# Continuous bijection equivalent to homeomorphism under suitable hypotheses

My question is pretty simple to state, although I did not find any satisfying answer on the internet or books. I assume that the answer has to be well-known, but I can not figure any proof or counterexample.

Suppose that $$B \subset \mathbb{R}^n$$ is a connected topological space (with the relative topology) and we have a map $$f:B \to \mathbb{R}$$ which is assumed to be a continuous bijection. The question is if under these simple hypotheses it is enough to conclude that $$f$$ an homeomorphism.

Some remarks:

1) I am already aware about the invariance of domain theorem, that would give a YES answer for the case $$B=\mathbb{R}$$.

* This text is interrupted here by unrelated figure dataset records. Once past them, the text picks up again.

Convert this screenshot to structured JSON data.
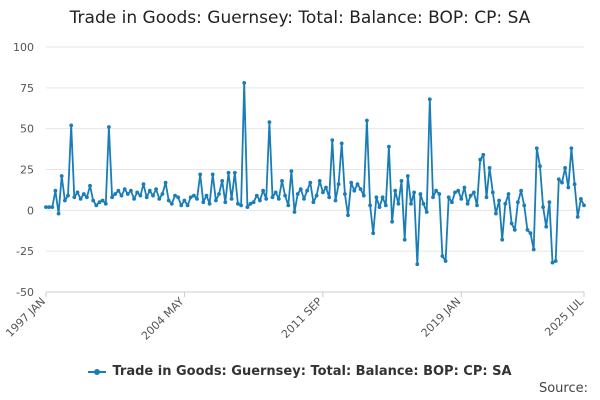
{
  "title": "Trade in Goods: Guernsey: Total: Balance: BOP: CP: SA",
  "source_label": "Source:",
  "chart_data": {
    "type": "line",
    "title": "Trade in Goods: Guernsey: Total: Balance: BOP: CP: SA",
    "xlabel": "",
    "ylabel": "",
    "ylim": [
      -50,
      100
    ],
    "yticks": [
      -50,
      -25,
      0,
      25,
      50,
      75,
      100
    ],
    "xlim": [
      "1997 JAN",
      "2025 JUL"
    ],
    "xtick_labels": [
      "1997 JAN",
      "2004 MAY",
      "2011 SEP",
      "2019 JAN",
      "2025 JUL"
    ],
    "grid": true,
    "legend_position": "bottom",
    "series": [
      {
        "name": "Trade in Goods: Guernsey: Total: Balance: BOP: CP: SA",
        "color": "#1a7db7",
        "points": [
          [
            "1997 JAN",
            2
          ],
          [
            "1997 MAR",
            2
          ],
          [
            "1997 MAY",
            2
          ],
          [
            "1997 JUL",
            12
          ],
          [
            "1997 SEP",
            -2
          ],
          [
            "1997 NOV",
            21
          ],
          [
            "1998 JAN",
            6
          ],
          [
            "1998 MAR",
            9
          ],
          [
            "1998 MAY",
            52
          ],
          [
            "1998 JUL",
            8
          ],
          [
            "1998 SEP",
            11
          ],
          [
            "1998 NOV",
            7
          ],
          [
            "1999 JAN",
            10
          ],
          [
            "1999 MAR",
            8
          ],
          [
            "1999 MAY",
            15
          ],
          [
            "1999 JUL",
            6
          ],
          [
            "1999 SEP",
            3
          ],
          [
            "1999 NOV",
            5
          ],
          [
            "2000 JAN",
            6
          ],
          [
            "2000 MAR",
            4
          ],
          [
            "2000 MAY",
            51
          ],
          [
            "2000 JUL",
            8
          ],
          [
            "2000 SEP",
            10
          ],
          [
            "2000 NOV",
            12
          ],
          [
            "2001 JAN",
            9
          ],
          [
            "2001 MAR",
            13
          ],
          [
            "2001 MAY",
            10
          ],
          [
            "2001 JUL",
            12
          ],
          [
            "2001 SEP",
            7
          ],
          [
            "2001 NOV",
            11
          ],
          [
            "2002 JAN",
            9
          ],
          [
            "2002 MAR",
            16
          ],
          [
            "2002 MAY",
            8
          ],
          [
            "2002 JUL",
            12
          ],
          [
            "2002 SEP",
            9
          ],
          [
            "2002 NOV",
            13
          ],
          [
            "2003 JAN",
            7
          ],
          [
            "2003 MAR",
            10
          ],
          [
            "2003 MAY",
            17
          ],
          [
            "2003 JUL",
            6
          ],
          [
            "2003 SEP",
            4
          ],
          [
            "2003 NOV",
            9
          ],
          [
            "2004 JAN",
            8
          ],
          [
            "2004 MAR",
            3
          ],
          [
            "2004 MAY",
            6
          ],
          [
            "2004 JUL",
            3
          ],
          [
            "2004 SEP",
            8
          ],
          [
            "2004 NOV",
            9
          ],
          [
            "2005 JAN",
            7
          ],
          [
            "2005 MAR",
            22
          ],
          [
            "2005 MAY",
            5
          ],
          [
            "2005 JUL",
            9
          ],
          [
            "2005 SEP",
            4
          ],
          [
            "2005 NOV",
            22
          ],
          [
            "2006 JAN",
            6
          ],
          [
            "2006 MAR",
            10
          ],
          [
            "2006 MAY",
            18
          ],
          [
            "2006 JUL",
            5
          ],
          [
            "2006 SEP",
            23
          ],
          [
            "2006 NOV",
            7
          ],
          [
            "2007 JAN",
            23
          ],
          [
            "2007 MAR",
            4
          ],
          [
            "2007 MAY",
            3
          ],
          [
            "2007 JUL",
            78
          ],
          [
            "2007 SEP",
            2
          ],
          [
            "2007 NOV",
            4
          ],
          [
            "2008 JAN",
            5
          ],
          [
            "2008 MAR",
            9
          ],
          [
            "2008 MAY",
            6
          ],
          [
            "2008 JUL",
            12
          ],
          [
            "2008 SEP",
            7
          ],
          [
            "2008 NOV",
            54
          ],
          [
            "2009 JAN",
            8
          ],
          [
            "2009 MAR",
            11
          ],
          [
            "2009 MAY",
            7
          ],
          [
            "2009 JUL",
            18
          ],
          [
            "2009 SEP",
            9
          ],
          [
            "2009 NOV",
            3
          ],
          [
            "2010 JAN",
            24
          ],
          [
            "2010 MAR",
            -1
          ],
          [
            "2010 MAY",
            10
          ],
          [
            "2010 JUL",
            13
          ],
          [
            "2010 SEP",
            7
          ],
          [
            "2010 NOV",
            12
          ],
          [
            "2011 JAN",
            17
          ],
          [
            "2011 MAR",
            5
          ],
          [
            "2011 MAY",
            9
          ],
          [
            "2011 JUL",
            18
          ],
          [
            "2011 SEP",
            11
          ],
          [
            "2011 NOV",
            14
          ],
          [
            "2012 JAN",
            8
          ],
          [
            "2012 MAR",
            43
          ],
          [
            "2012 MAY",
            6
          ],
          [
            "2012 JUL",
            16
          ],
          [
            "2012 SEP",
            41
          ],
          [
            "2012 NOV",
            10
          ],
          [
            "2013 JAN",
            -3
          ],
          [
            "2013 MAR",
            17
          ],
          [
            "2013 MAY",
            12
          ],
          [
            "2013 JUL",
            16
          ],
          [
            "2013 SEP",
            13
          ],
          [
            "2013 NOV",
            9
          ],
          [
            "2014 JAN",
            55
          ],
          [
            "2014 MAR",
            3
          ],
          [
            "2014 MAY",
            -14
          ],
          [
            "2014 JUL",
            8
          ],
          [
            "2014 SEP",
            2
          ],
          [
            "2014 NOV",
            8
          ],
          [
            "2015 JAN",
            3
          ],
          [
            "2015 MAR",
            39
          ],
          [
            "2015 MAY",
            -7
          ],
          [
            "2015 JUL",
            12
          ],
          [
            "2015 SEP",
            4
          ],
          [
            "2015 NOV",
            18
          ],
          [
            "2016 JAN",
            -18
          ],
          [
            "2016 MAR",
            21
          ],
          [
            "2016 MAY",
            4
          ],
          [
            "2016 JUL",
            11
          ],
          [
            "2016 SEP",
            -33
          ],
          [
            "2016 NOV",
            10
          ],
          [
            "2017 JAN",
            4
          ],
          [
            "2017 MAR",
            -1
          ],
          [
            "2017 MAY",
            68
          ],
          [
            "2017 JUL",
            8
          ],
          [
            "2017 SEP",
            12
          ],
          [
            "2017 NOV",
            10
          ],
          [
            "2018 JAN",
            -28
          ],
          [
            "2018 MAR",
            -31
          ],
          [
            "2018 MAY",
            8
          ],
          [
            "2018 JUL",
            5
          ],
          [
            "2018 SEP",
            11
          ],
          [
            "2018 NOV",
            12
          ],
          [
            "2019 JAN",
            7
          ],
          [
            "2019 MAR",
            14
          ],
          [
            "2019 MAY",
            4
          ],
          [
            "2019 JUL",
            9
          ],
          [
            "2019 SEP",
            11
          ],
          [
            "2019 NOV",
            3
          ],
          [
            "2020 JAN",
            31
          ],
          [
            "2020 MAR",
            34
          ],
          [
            "2020 MAY",
            8
          ],
          [
            "2020 JUL",
            26
          ],
          [
            "2020 SEP",
            11
          ],
          [
            "2020 NOV",
            -2
          ],
          [
            "2021 JAN",
            6
          ],
          [
            "2021 MAR",
            -18
          ],
          [
            "2021 MAY",
            4
          ],
          [
            "2021 JUL",
            10
          ],
          [
            "2021 SEP",
            -8
          ],
          [
            "2021 NOV",
            -12
          ],
          [
            "2022 JAN",
            5
          ],
          [
            "2022 MAR",
            12
          ],
          [
            "2022 MAY",
            3
          ],
          [
            "2022 JUL",
            -12
          ],
          [
            "2022 SEP",
            -14
          ],
          [
            "2022 NOV",
            -24
          ],
          [
            "2023 JAN",
            38
          ],
          [
            "2023 MAR",
            27
          ],
          [
            "2023 MAY",
            2
          ],
          [
            "2023 JUL",
            -10
          ],
          [
            "2023 SEP",
            5
          ],
          [
            "2023 NOV",
            -32
          ],
          [
            "2024 JAN",
            -31
          ],
          [
            "2024 MAR",
            19
          ],
          [
            "2024 MAY",
            17
          ],
          [
            "2024 JUL",
            26
          ],
          [
            "2024 SEP",
            14
          ],
          [
            "2024 NOV",
            38
          ],
          [
            "2025 JAN",
            16
          ],
          [
            "2025 MAR",
            -4
          ],
          [
            "2025 MAY",
            7
          ],
          [
            "2025 JUL",
            3
          ]
        ]
      }
    ]
  }
}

2) I know that the statement would be false if $$\mathbb{R}$$ was in the domain and $$B$$ in the codomain (classical counterexample where $$B=\mathbb{S}^1$$).

My intuitive guess is that it is true.

One idea is to induce an order in $$B$$ from the order in $$\mathbb{R}$$. Therefore, if there is some result that ensures me that $$B$$ is homeomorphic to a subset of $$\mathbb{R}$$ it is everything done, because connectedness forces this homeomorphic set to $$B$$ to be an interval and it is immediate to conclude that has to be an open one (and from there is obvious). Any ideas?

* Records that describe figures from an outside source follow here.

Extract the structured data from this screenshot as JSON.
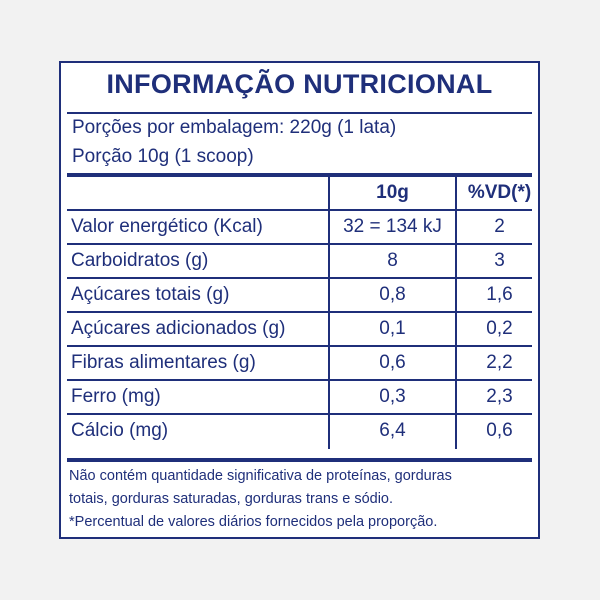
{
  "title": "INFORMAÇÃO NUTRICIONAL",
  "servings_per_package": "Porções por embalagem: 220g (1 lata)",
  "serving_size": "Porção 10g (1 scoop)",
  "columns": {
    "amount": "10g",
    "daily_value": "%VD(*)"
  },
  "rows": [
    {
      "nutrient": "Valor energético (Kcal)",
      "amount": "32 = 134 kJ",
      "dv": "2"
    },
    {
      "nutrient": "Carboidratos (g)",
      "amount": "8",
      "dv": "3"
    },
    {
      "nutrient": "Açúcares totais (g)",
      "amount": "0,8",
      "dv": "1,6"
    },
    {
      "nutrient": "Açúcares adicionados (g)",
      "amount": "0,1",
      "dv": "0,2"
    },
    {
      "nutrient": "Fibras alimentares (g)",
      "amount": "0,6",
      "dv": "2,2"
    },
    {
      "nutrient": "Ferro (mg)",
      "amount": "0,3",
      "dv": "2,3"
    },
    {
      "nutrient": "Cálcio (mg)",
      "amount": "6,4",
      "dv": "0,6"
    }
  ],
  "footnotes": [
    "Não contém quantidade significativa de proteínas, gorduras",
    "totais, gorduras saturadas, gorduras trans e sódio.",
    "*Percentual de valores diários fornecidos pela proporção."
  ],
  "colors": {
    "ink": "#1f2f7a",
    "background": "#f2f2f2",
    "panel": "#ffffff"
  }
}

• What happens for instance if we take $B=\mathbb{R}$ endowed with the discrete topology, and $f$ the identity map ? – user120527 Nov 22 '18 at 10:59
• It is OK for the general case, but not enough if we assume B to be connected. – DCao Nov 22 '18 at 11:01
• I have just seen this. I am not quite familiar with the order topology, but it seems that it would be enough to show that the order induced in $B$ induces an order topology equivalent to the one that $B$ already has? But maybe I suspect it is no simplification at all. at.yorku.ca/cgi-bin/… – DCao Nov 22 '18 at 11:03

You have the function $$f:B \to \mathbb{R}$$ that it is known to be biyective and continuous. Furthermore, we assume that $$B$$ is Hausdorff and path-connected. We want to see that $$f^{-1}$$ is continuous. I separate my answer in claims.
1) It is possible to induce a total order in $$B$$. Given $$x,y \in B$$ just define $$x>y$$ iff $$f(x)>f(y)$$.
2) The preimage of $$[f(x),f(y)]$$ is the interval $$[x,y] \subset B$$, meaning all the elements in $$B$$ that lie between $$f(x)$$ and $$f(y)$$ (trivial). Moreover, $$[x,y] \subset B$$ is closed since it is the continuous preimage of a closed set.
3) Since $$B$$ is path-connected there is a continuous map $$h: [0,1] \to B$$, with $$f(0)=x$$ and $$f(1)=y$$. We have that $$f \circ h:[0,1] \to \mathbb{R}$$ is a continuous path from $$f(x)$$ to $$f(y)$$ and, by Bolzano, it contains $$[f(x),f(y)]$$. Therefore, since $$f$$ is bijective, $$[x,y] \subset h[0,1]$$. Since $$h[0,1]$$ is compact, $$[x,y]$$ is closed and $$B$$ is Hausdorff, we have that $$[x,y]$$ is compact.
4) Therefore, the restriction of $$f$$ to the compact $$[x,y]$$ is an homeomorphism between $$[x,y]$$ and $$[f(x),f(y)]$$. In particular, the same happens for $$(x,y)$$ with image $$(f(x),f(y))$$. Changing $$x$$ for a sequence $$x_n$$ that goes to $$-\infty$$ and $$y$$ for a sequence $$y_n$$ that goes to $$+\infty$$ gives the result from a well-known lemma of prolongation of functions that have open domains and coincide in the intersection.
Remark: Point $$4)$$ holds for $$\mathbb{R}$$ and not for $$\mathbb{S}^1$$ (because you can not put $$\mathbb{S}^1$$ as an increasing union of open sets homeomorphic to segments).